Röportaj 16.05.2020 03:00 Güncelleme: 15.05.2020 22:49

HAYATIN DURDUĞU GÜNLERDE BEDRİ BAYKAM

Bugün, karantina günlerini nasıl geçirdiğini UPSD ve IAA Başkanı ünlü sanatçı Bedri Baykam ile konuştuk.
HAYATIN DURDUĞU GÜNLERDE BEDRİ BAYKAM

Beyza Sinem ÇAĞLAR

Bugün, karantina günlerini nasıl geçirdiğini UPSD ve IAA Başkanı ünlü sanatçı Bedri Baykam ile konuştuk.

Kendinize evde bir rutin oluşturdunuz mu? Gün içinde neler yapıyorsunuz?

Bana çok yakın oturan genel koordinatörüm, haftanın en az yarısında bana gidip geliyor. Normalden daha geç kalkıyorum çünkü ortalaması saat 04:30 veya 05.00’te yatıyorum. Saat 10.30-11.00 arası kahvaltıya oturuyorum. Sonra o günün gündeminde neler varsa sıra onlara geliyor: Dünya sanat günü filmi mi, bir basın bülteni mi, arşiv çalışması mı, kitap mı, mail yanıtları mı… Her halükarda en başta  her günün fişi çıkarılır; yapılacak işler listesi, aranacak kişiler listesi... Bütün gün çay içmenin yanı sıra, akşamüstü 17.00’de bir kek veya benzeri şeyler yeme rutinimiz oldu. Sonrasında hala yapılmamış hangi işler kalmışsa son bir çabayla onların üstüne gitmek... Akşam/ gece yemekten sonra ya büyük uzun yorucu arşiv çalışması ya da kitap okuma ve 2-3 uzun film izlenerek bitirilen sabahlara bağlanan geceler...

Daha önce hiç yapmadığınız / aklınıza gelmeyen ama evde kalınca yapmaktan zevk aldığınız bir şey oldu mu?
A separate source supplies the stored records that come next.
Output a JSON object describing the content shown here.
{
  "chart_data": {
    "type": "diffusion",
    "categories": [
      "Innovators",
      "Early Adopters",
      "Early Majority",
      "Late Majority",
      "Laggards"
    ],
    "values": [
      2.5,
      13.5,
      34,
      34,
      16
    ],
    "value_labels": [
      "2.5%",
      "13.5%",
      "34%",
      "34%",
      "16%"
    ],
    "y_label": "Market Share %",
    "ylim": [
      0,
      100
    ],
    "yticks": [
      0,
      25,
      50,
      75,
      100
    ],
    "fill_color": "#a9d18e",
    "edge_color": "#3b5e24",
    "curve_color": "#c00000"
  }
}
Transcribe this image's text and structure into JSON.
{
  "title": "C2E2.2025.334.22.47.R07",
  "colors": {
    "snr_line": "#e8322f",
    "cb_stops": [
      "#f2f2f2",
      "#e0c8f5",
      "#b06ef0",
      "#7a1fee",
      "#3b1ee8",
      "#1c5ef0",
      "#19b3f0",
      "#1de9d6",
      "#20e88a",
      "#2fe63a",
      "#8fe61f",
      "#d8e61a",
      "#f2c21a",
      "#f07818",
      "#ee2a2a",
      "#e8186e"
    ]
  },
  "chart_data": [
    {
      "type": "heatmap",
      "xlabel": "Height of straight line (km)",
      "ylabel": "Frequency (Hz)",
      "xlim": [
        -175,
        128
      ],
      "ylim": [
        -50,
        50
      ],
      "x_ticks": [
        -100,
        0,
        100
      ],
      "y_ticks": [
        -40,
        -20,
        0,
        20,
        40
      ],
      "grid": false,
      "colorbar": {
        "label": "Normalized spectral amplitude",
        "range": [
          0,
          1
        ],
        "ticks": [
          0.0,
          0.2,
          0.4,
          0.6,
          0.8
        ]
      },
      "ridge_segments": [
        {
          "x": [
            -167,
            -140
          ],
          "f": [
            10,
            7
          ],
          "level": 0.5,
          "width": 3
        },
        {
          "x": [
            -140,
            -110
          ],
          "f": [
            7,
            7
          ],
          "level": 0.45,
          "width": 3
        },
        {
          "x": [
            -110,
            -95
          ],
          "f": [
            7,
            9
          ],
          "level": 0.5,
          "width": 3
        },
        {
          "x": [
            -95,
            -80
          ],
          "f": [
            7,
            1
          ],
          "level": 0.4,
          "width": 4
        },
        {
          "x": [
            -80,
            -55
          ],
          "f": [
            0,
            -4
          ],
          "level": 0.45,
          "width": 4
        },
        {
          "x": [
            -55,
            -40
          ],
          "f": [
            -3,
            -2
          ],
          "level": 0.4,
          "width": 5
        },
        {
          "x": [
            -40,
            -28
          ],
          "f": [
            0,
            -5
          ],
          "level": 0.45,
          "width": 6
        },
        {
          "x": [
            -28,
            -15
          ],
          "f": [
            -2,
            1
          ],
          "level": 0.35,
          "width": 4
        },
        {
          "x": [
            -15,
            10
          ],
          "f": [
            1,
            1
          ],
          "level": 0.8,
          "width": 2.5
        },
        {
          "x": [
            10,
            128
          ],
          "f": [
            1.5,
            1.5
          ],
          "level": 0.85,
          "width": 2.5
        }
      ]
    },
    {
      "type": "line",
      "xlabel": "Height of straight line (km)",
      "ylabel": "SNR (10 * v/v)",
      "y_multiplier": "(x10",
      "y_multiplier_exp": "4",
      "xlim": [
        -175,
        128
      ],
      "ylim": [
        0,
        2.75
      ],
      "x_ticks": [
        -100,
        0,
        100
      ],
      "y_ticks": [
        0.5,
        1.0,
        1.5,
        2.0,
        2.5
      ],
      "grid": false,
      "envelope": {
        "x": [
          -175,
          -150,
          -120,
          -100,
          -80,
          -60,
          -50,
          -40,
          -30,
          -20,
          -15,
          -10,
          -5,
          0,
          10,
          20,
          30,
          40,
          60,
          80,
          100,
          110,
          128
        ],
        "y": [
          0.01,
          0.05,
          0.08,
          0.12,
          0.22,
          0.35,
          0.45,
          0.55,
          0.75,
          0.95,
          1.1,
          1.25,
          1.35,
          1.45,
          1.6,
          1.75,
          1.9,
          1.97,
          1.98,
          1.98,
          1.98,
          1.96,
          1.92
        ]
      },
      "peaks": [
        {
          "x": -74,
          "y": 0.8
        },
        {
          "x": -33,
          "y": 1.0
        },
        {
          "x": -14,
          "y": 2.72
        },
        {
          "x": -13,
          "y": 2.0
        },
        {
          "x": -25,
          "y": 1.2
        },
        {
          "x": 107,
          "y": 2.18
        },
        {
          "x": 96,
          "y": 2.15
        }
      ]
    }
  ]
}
Doğruyu söylemek gerekirse pek yok çünkü zaten ben evde de çok çalışan bir insandım daha önce de... Hayatımda çok şey değiştirdi bugünler diyemem.

Bu süreçte keşfettiğiniz ve okuyucularımıza önereceğiniz filmler var mıdır?

Belki 1500 civarında DVD’im var. Yıllardır atılmış duruyorlardı. Onların her birini elden geçirdik. Birçok farklı bölümlere ayırdık; yönetmen sineması, gerilim filmleri, Fransız filmleri, Türk filmleri, belgeseller, müzikaller gibi…  Film önerilerim; klasiklerden olacak. Arizona Dream, Titanic, Macadam Cowboy, JFK, Baghdad Cafe. Gerilim filmlerinden, Bugsy, Once upon a time in the Bronx, Marathon Man, Boys from Brazil, Mulholland Dr, Uçurtmayı Vurmasınlar olacak…

Dışarıda yapmayı en çok özlediğiniz şey nedir?

Bir kortta tenis oynamak, bir futbol maçına gitmek, çok güzel bir sergi açılışında bulunmak, resim yapmak doya doya... Güzel bir lokantada yemek yemeyi de çok özledim diyebilirim!.

Her şey normale döndüğünde yapacağınız ilk şey ne olacak?

Maalesef galiba kolay kolay her şey normale dönmeyecek. Normal nedir? Belki insanlar uzak oturarak gidecekler restoranlara ama yine bir geziye veya bir konsere veya bir tiyatroya gelmeyecekler. Yapacağım ilk şey o gün gelirse şayet herhalde o dediğim Beyoğlu’nda iyi bir restorana veya bir kahveye gitmek veya Boğazda Bebek Kahve’ye kendimi atmak olacak… Şu anda herhangi bir arkadaşımı arayıp randevu verebilmek gibi çok basit bir eylem bile rüya gibi geliyor. Ama direnmemiz ve yaşamamız lazım...

Peki ilk gitmek istediğiniz yer neresi olacak?

Öncelikle Beyoğlu ve Bebek! Belki Paris ve yine California... Kendi köylerim!

Sizce yaşadığımız ‘korona ve karantina günleri’, sonraki hayatımızda neleri değiştirecek?

İnsanlar bu yalnızlığı ve inzivayı kolay kolay unutmayacaklar. Belki sokak hayvanlarını, kendi ülkelerindeki ve Afrika’daki aç insanları veya sigara keyfi insanlarını daha çok düşünecekler. Belki içine düştükleri gereksiz materyal değer peşinde koşma güdülerinin önemli bir kısmından kurtulacaklar. Meslek değiştirenler, küçük bir sahil kasabasına taşınanlar olacak. Ama tabii Bodrum’dan söz etmiyorum! ????????